Sen. Jeff Merkely (D-Ore.) introduced an amendment that would create a deficit-neutral reserve fund to facilitate the criminal prosecution of U.S. financial institutions that break the law, regardless of their size. It was part of more than 500 amendments in the Senate’s budget passed Saturday.

It’s hard to contemplate the spinelessness of a ‘Justice’ department that would let terrorist aiders off with no more than a fine, but that is in fact what they do. Just last year the Department of Justice refused to prosecute HSBC for years of money laundering; laundering more than $800 million in illicit drug money and $600 million in transactions that violated U.S. sanctions on Iran, Sudan and others.

“If you’re caught with an ounce of cocaine, you’re going to go to jail,” said Sen.
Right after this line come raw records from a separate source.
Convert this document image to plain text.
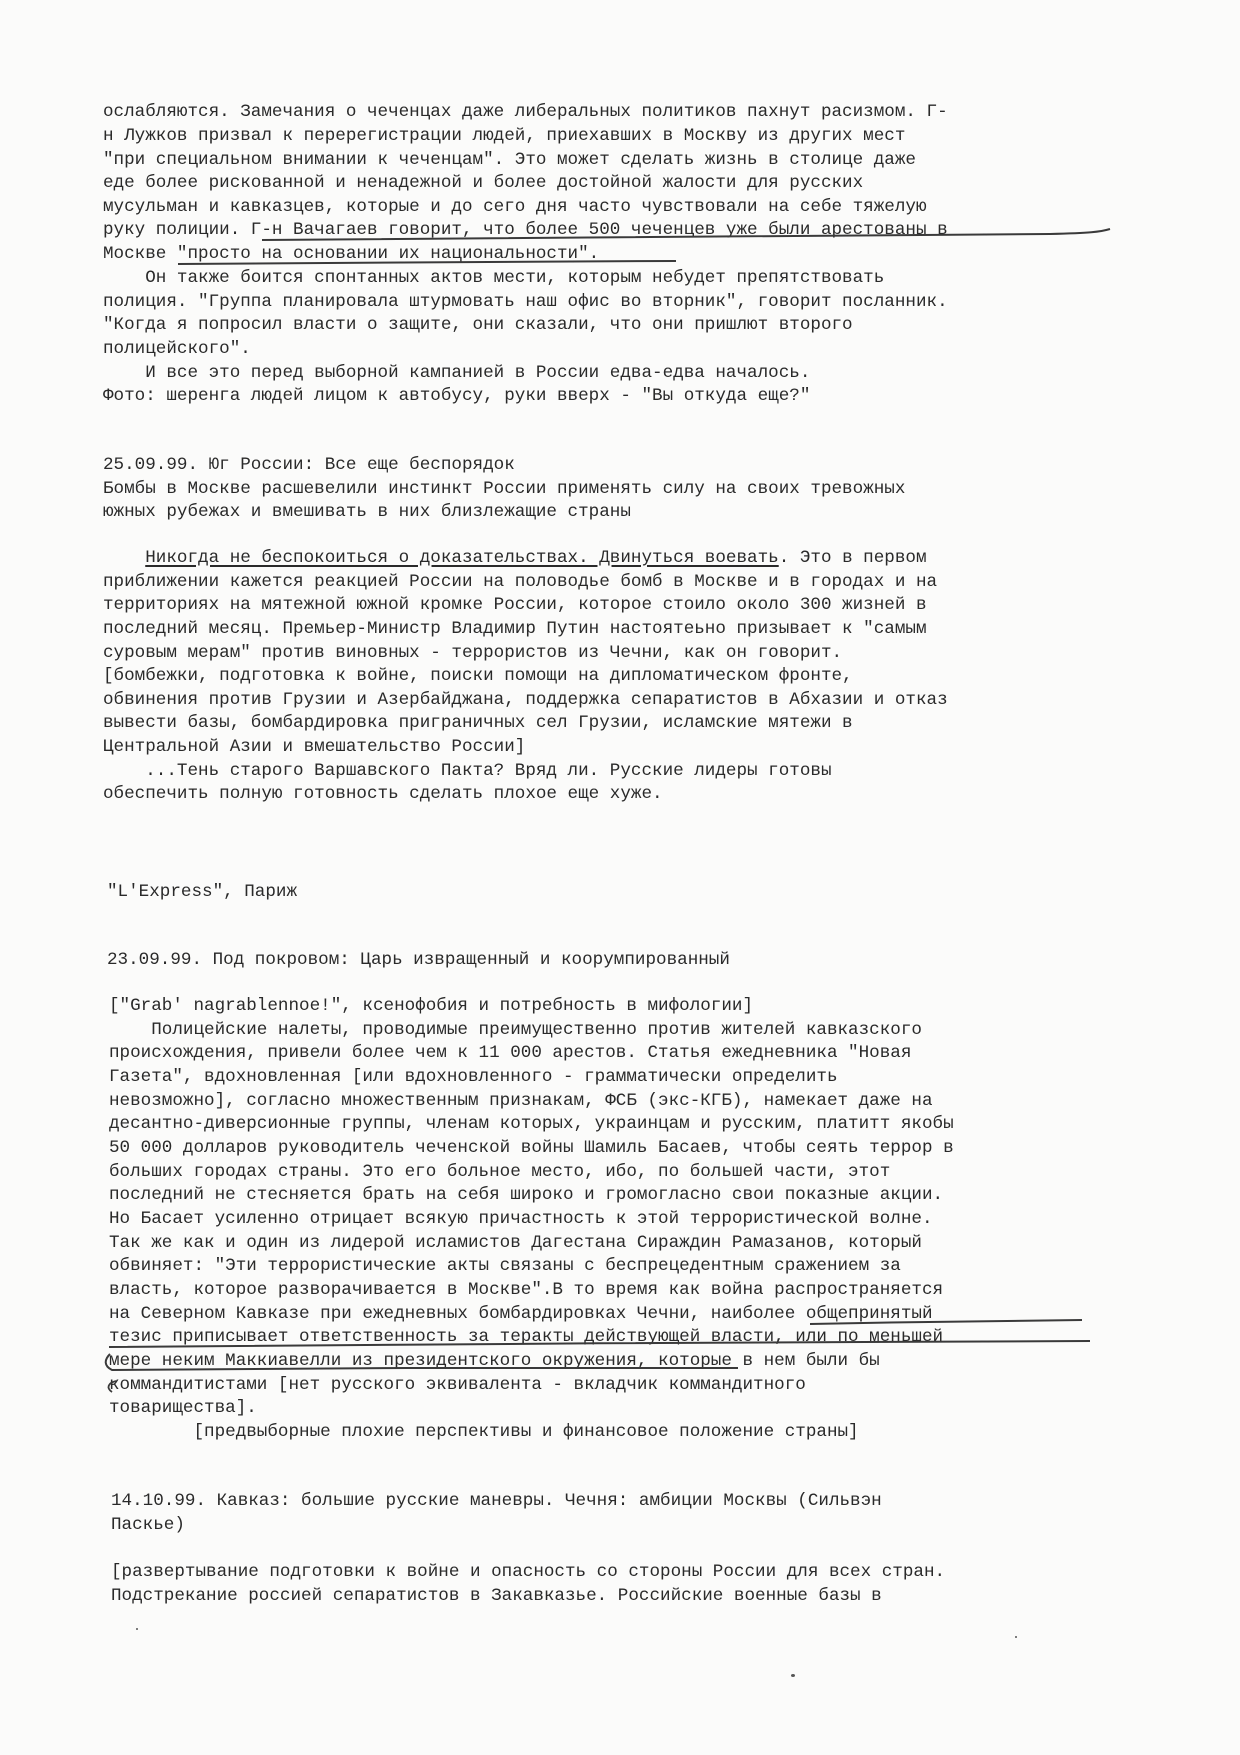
ослабляются. Замечания о чеченцах даже либеральных политиков пахнут расизмом. Г-
н Лужков призвал к перерегистрации людей, приехавших в Москву из других мест
"при специальном внимании к чеченцам". Это может сделать жизнь в столице даже
еде более рискованной и ненадежной и более достойной жалости для русских
мусульман и кавказцев, которые и до сего дня часто чувствовали на себе тяжелую
руку полиции. Г-н Вачагаев говорит, что более 500 чеченцев уже были арестованы в
Москве "просто на основании их национальности".
Он также боится спонтанных актов мести, которым небудет препятствовать
полиция. "Группа планировала штурмовать наш офис во вторник", говорит посланник.
"Когда я попросил власти о защите, они сказали, что они пришлют второго
полицейского".
И все это перед выборной кампанией в России едва-едва началось.
Фото: шеренга людей лицом к автобусу, руки вверх - "Вы откуда еще?"
25.09.99. Юг России: Все еще беспорядок
Бомбы в Москве расшевелили инстинкт России применять силу на своих тревожных
южных рубежах и вмешивать в них близлежащие страны
Никогда не беспокоиться о доказательствах. Двинуться воевать. Это в первом
приближении кажется реакцией России на половодье бомб в Москве и в городах и на
территориях на мятежной южной кромке России, которое стоило около 300 жизней в
последний месяц. Премьер-Министр Владимир Путин настоятеьно призывает к "самым
суровым мерам" против виновных - террористов из Чечни, как он говорит.
[бомбежки, подготовка к войне, поиски помощи на дипломатическом фронте,
обвинения против Грузии и Азербайджана, поддержка сепаратистов в Абхазии и отказ
вывести базы, бомбардировка приграничных сел Грузии, исламские мятежи в
Центральной Азии и вмешательство России]
...Тень старого Варшавского Пакта? Вряд ли. Русские лидеры готовы
обеспечить полную готовность сделать плохое еще хуже.
"L'Express", Париж
23.09.99. Под покровом: Царь извращенный и коорумпированный
["Grab' nagrablennoe!", ксенофобия и потребность в мифологии]
Полицейские налеты, проводимые преимущественно против жителей кавказского
происхождения, привели более чем к 11 000 арестов. Статья ежедневника "Новая
Газета", вдохновленная [или вдохновленного - грамматически определить
невозможно], согласно множественным признакам, ФСБ (экс-КГБ), намекает даже на
десантно-диверсионные группы, членам которых, украинцам и русским, платитт якобы
50 000 долларов руководитель чеченской войны Шамиль Басаев, чтобы сеять террор в
больших городах страны. Это его больное место, ибо, по большей части, этот
последний не стесняется брать на себя широко и громогласно свои показные акции.
Но Басает усиленно отрицает всякую причастность к этой террористической волне.
Так же как и один из лидерой исламистов Дагестана Сираждин Рамазанов, который
обвиняет: "Эти террористические акты связаны с беспрецедентным сражением за
власть, которое разворачивается в Москве".В то время как война распространяется
на Северном Кавказе при ежедневных бомбардировках Чечни, наиболее общепринятый
тезис приписывает ответственность за теракты действующей власти, или по меньшей
мере неким Маккиавелли из президентского окружения, которые в нем были бы
коммандитистами [нет русского эквивалента - вкладчик коммандитного
товарищества].
[предвыборные плохие перспективы и финансовое положение страны]
14.10.99. Кавказ: большие русские маневры. Чечня: амбиции Москвы (Сильвэн
Паскье)
[развертывание подготовки к войне и опасность со стороны России для всех стран.
Подстрекание россией сепаратистов в Закавказье. Российские военные базы в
Elizabeth Warren (D-Mass.) during a recent Senate hearing. “But if you launder nearly a billion dollars for international cartels and violate sanctions you pay a fine and you go home and sleep in your own bed a night.”

Sadly, the Senate’s amendment will most likely die. The House has passed a vastly different budget, and the likelihood of either body approving the other’s is slim to none. It still means, however, that perhaps lawmakers in the Senate are finally ready to take “too big to jail” seriously.

The House, however, took a step backwards last week when the Agriculture Committee advanced six bills aiming to deregulate the financial industry. The most controversial bill was designed to expand taxpayer backing for derivatives, and was largely driven by Rep. David Scott (D-Ga.). Scott raised more than $1.7 million from the banking industry over his congressional career, more than double his total from any other sector.

The passage comes after Sen. Carl Levi (D-Mich.) released a report regarding extensive failures to contain derivatives risks at JPMorgan Chase, which leads to billions in losses from a single trade.